We have an identity: $$\cos \alpha=\pm \sqrt{1-\sin^2\alpha}.$$ As $\alpha$ lies in QII and $\cos$ is -ive in QII, \begin{align*}\cos\alpha &=-\sqrt{1-\sin^2\alpha}\\ &=-\sqrt{1-{{\left(-\frac{4}{5} \right)}^{2}}}\\ &=-\sqrt{1-\dfrac{16}{25}}=\sqrt{\dfrac{9}{25}}\\ \Rightarrow \quad \cos \alpha&=-\dfrac{3}{5}.\end{align*} Also $$\sec \beta=\pm\sqrt{1+\tan^2\beta}.$$ As $\beta$ lies in QII and $\sec$ is -ive in QII, \begin{align*}\sec \beta & =-\sqrt{1+\tan^2\beta} \\ &=-\sqrt{1+{{\left(-\dfrac{5}{12} \right)}^{2}}}\\ &=-\sqrt{1+\dfrac{25}{144}} \\ & =-\sqrt{\dfrac{169}{144}} =-\dfrac{13}{12} \end{align*}
\begin{align*} \Rightarrow \quad \cos \beta=\frac{1}{\sec \beta}=-\frac{12}{13}.\end{align*} This gives \begin{align*} \frac{\sin\beta}{\cos\beta} & = \tan\beta \\ \implies \sin\beta & = \tan\beta \cos\beta \\ & = \left(-\frac{5}{12} \right) \left(-\frac{12}{13} \right) \\ \implies \sin\beta & = \frac{5}{13}. \end{align*} Now \begin{align*}\cos (\alpha+\beta )&=\cos \alpha\cos \beta-\sin \alpha\sin \beta \\ &=\left(-\frac{3}{5}\right)\left(-\frac{12}{13}\right)-\left(\frac{4}{5}\right)\left(\frac{5}{13}\right)\\ &=\dfrac{36}{65}-\frac{20}{65} =\frac{16}{65} \end{align*} Also \begin{align*}\cos (\alpha-\beta )&=\cos \alpha\cos \beta+\sin \alpha\sin \beta \\ &=\left(-\frac{3}{5}\right)\left(-\frac{12}{13}\right)+\left(\frac{4}{5}\right)\left(\frac{5}{13}\right)\\ &=\dfrac{36}{65}+\frac{20}{65} =\frac{56}{65} \end{align*} Hence \begin{align*}\boxed{\cos(\alpha+\beta)=\frac{16}{65}} \text{ and } \boxed{\cos(\alpha-\beta)=\frac{56}{65}}\end{align*}
Question 6
For $\cos \alpha=-\dfrac{7}{25}$ with terminal side of $\alpha$ in QII and $\cot \beta=\dfrac{15}{8}$ with terminal side of $\beta$ in QIII, find
(i) $\sin(\alpha-\beta)$ (ii) $\cos(\alpha-\beta)$ (iii) $\tan(\alpha-\beta)$.
Solution.
Given: $\cos\alpha=-\dfrac{7}{25}$, $\alpha$ is in QII and $\cot\beta=\dfrac{15}{8}$, $\beta$ is in QIII.

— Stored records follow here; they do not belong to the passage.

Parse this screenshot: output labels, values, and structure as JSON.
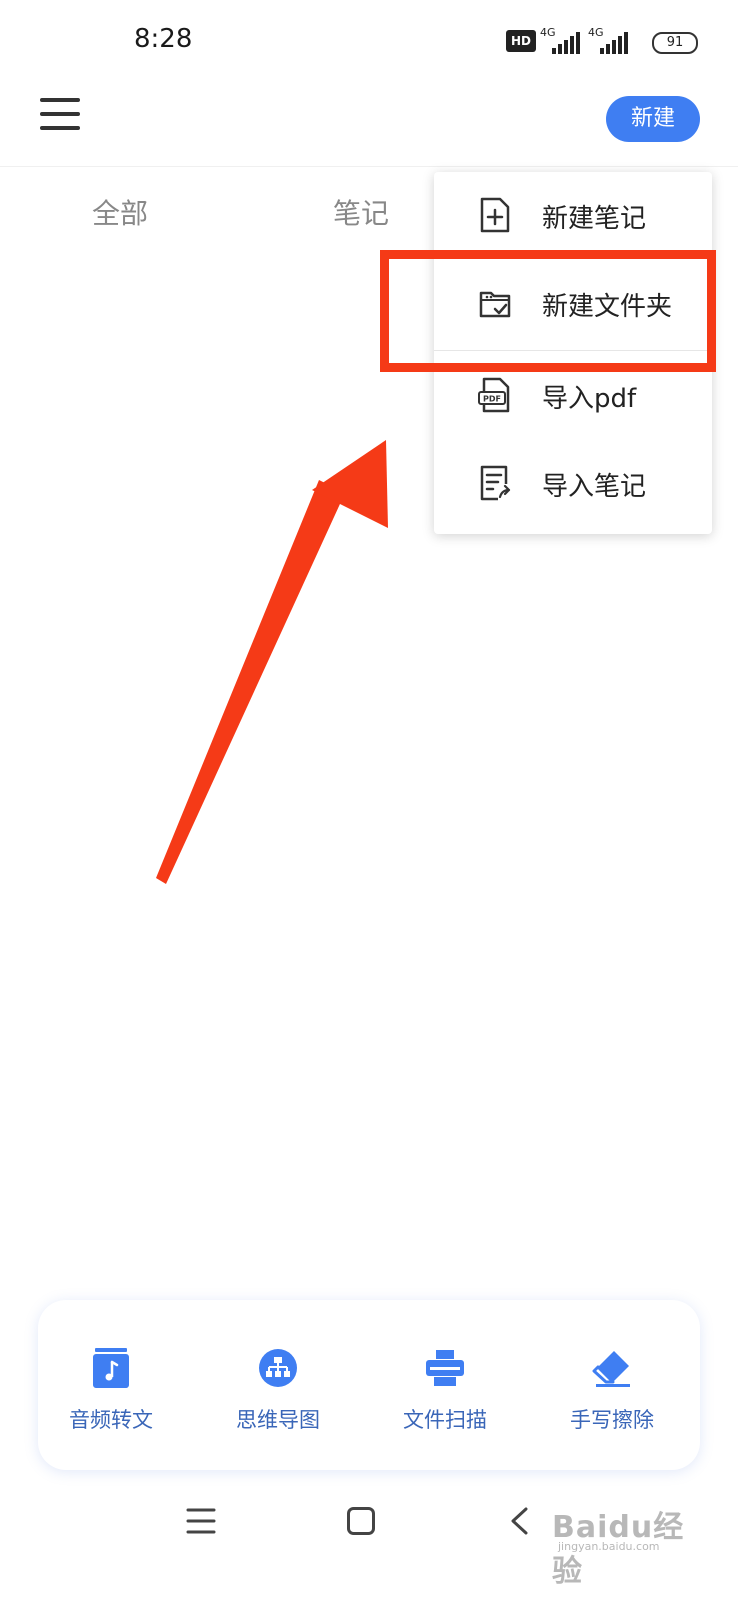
{
  "status_bar": {
    "time": "8:28",
    "hd": "HD",
    "net1": "4G",
    "net2": "4G",
    "battery": "91"
  },
  "header": {
    "new_button_label": "新建"
  },
  "tabs": [
    {
      "label": "全部"
    },
    {
      "label": "笔记"
    }
  ],
  "dropdown": {
    "items": [
      {
        "label": "新建笔记",
        "icon": "file-plus-icon"
      },
      {
        "label": "新建文件夹",
        "icon": "folder-check-icon"
      },
      {
        "label": "导入pdf",
        "icon": "pdf-file-icon"
      },
      {
        "label": "导入笔记",
        "icon": "import-note-icon"
      }
    ]
  },
  "annotation": {
    "highlight_color": "#f53a17"
  },
  "tools": [
    {
      "label": "音频转文",
      "icon": "audio-note-icon"
    },
    {
      "label": "思维导图",
      "icon": "mind-map-icon"
    },
    {
      "label": "文件扫描",
      "icon": "scanner-icon"
    },
    {
      "label": "手写擦除",
      "icon": "eraser-icon"
    }
  ],
  "accent_color": "#3f7ef2",
  "watermark": {
    "text": "Baidu经验",
    "url": "jingyan.baidu.com"
  }
}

We have an identity: $$\sin \alpha=\pm \sqrt{1-\cos^2\alpha}.$$ As $\alpha$ lies in QII and $\sin$ is +ive in QII, \begin{align*}\sin\alpha &=\sqrt{1-\cos^2\alpha}\\ &=\sqrt{1-{{\left(-\frac{7}{25} \right)}^{2}}}\\ &=\sqrt{1-\dfrac{49}{625}}=\sqrt{\dfrac{576}{625}}\\ \implies \sin \alpha&=\dfrac{24}{25}.\end{align*} Also $$\csc \beta=\pm\sqrt{1+\cot^2\beta}.$$ As $\beta$ lies in QIII and $\csc$ is -ive in QIII, \begin{align*}\csc \beta & =-\sqrt{1+\cot^2\beta} \\ &=-\sqrt{1+{{\left(-\dfrac{15}{8} \right)}^{2}}}\\ &=-\sqrt{1+\dfrac{225}{64}} \\ & =-\sqrt{\dfrac{289}{64}} =-\dfrac{17}{8} \end{align*}
\begin{align*} \Rightarrow \quad \sin \beta=\frac{1}{\csc \beta}=-\frac{8}{17}.\end{align*} This gives \begin{align*} \frac{\cos\beta}{\sin\beta} & = \cot\beta \\ \implies \cos\beta & = \cot\beta \sin\beta \\ & = \left(\frac{15}{8} \right) \left(-\frac{8}{17} \right) \\ \implies \cos\beta & = -\frac{15}{17}. \end{align*}
(i) $\sin(\alpha-\beta)$ \begin{align*}\sin (\alpha-\beta )&=\sin \alpha\cos \beta-\cos \alpha\sin \beta \\ &=\left(\frac{24}{25}\right)\left(-\frac{15}{17}\right)-\left(-\frac{7}{25}\right)\left(-\frac{8}{17}\right)\\ &=-\dfrac{72}{85}-\frac{56}{425} =-\frac{416}{425} \end{align*}
(ii) $\cos(\alpha-\beta)$ \begin{align*}\cos (\alpha-\beta )&=\cos \alpha\cos \beta+\sin \alpha\sin \beta \\ &=\left(-\frac{7}{25}\right)\left(-\frac{15}{17}\right)+\left(\frac{24}{25}\right)\left(-\frac{8}{17}\right)\\ &=\dfrac{21}{85}-\frac{192}{425} =-\frac{87}{425} \end{align*}
(iii) $\tan(\alpha-\beta)$ \begin{align*}\tan(\alpha-\beta) & = \frac{\sin(\alpha-\beta)}{\cos (\alpha-\beta)}\\ &= \frac{-416/425}{-87/425} = \frac{416}{87} \end{align*}
Hence
$\boxed{\sin(\alpha-\beta)=-\frac{416}{425}}$, $\boxed{\cos(\alpha-\beta)=-\frac{87}{425}}$, $\boxed{\tan(\alpha-\beta)=\frac{416}{87}}$.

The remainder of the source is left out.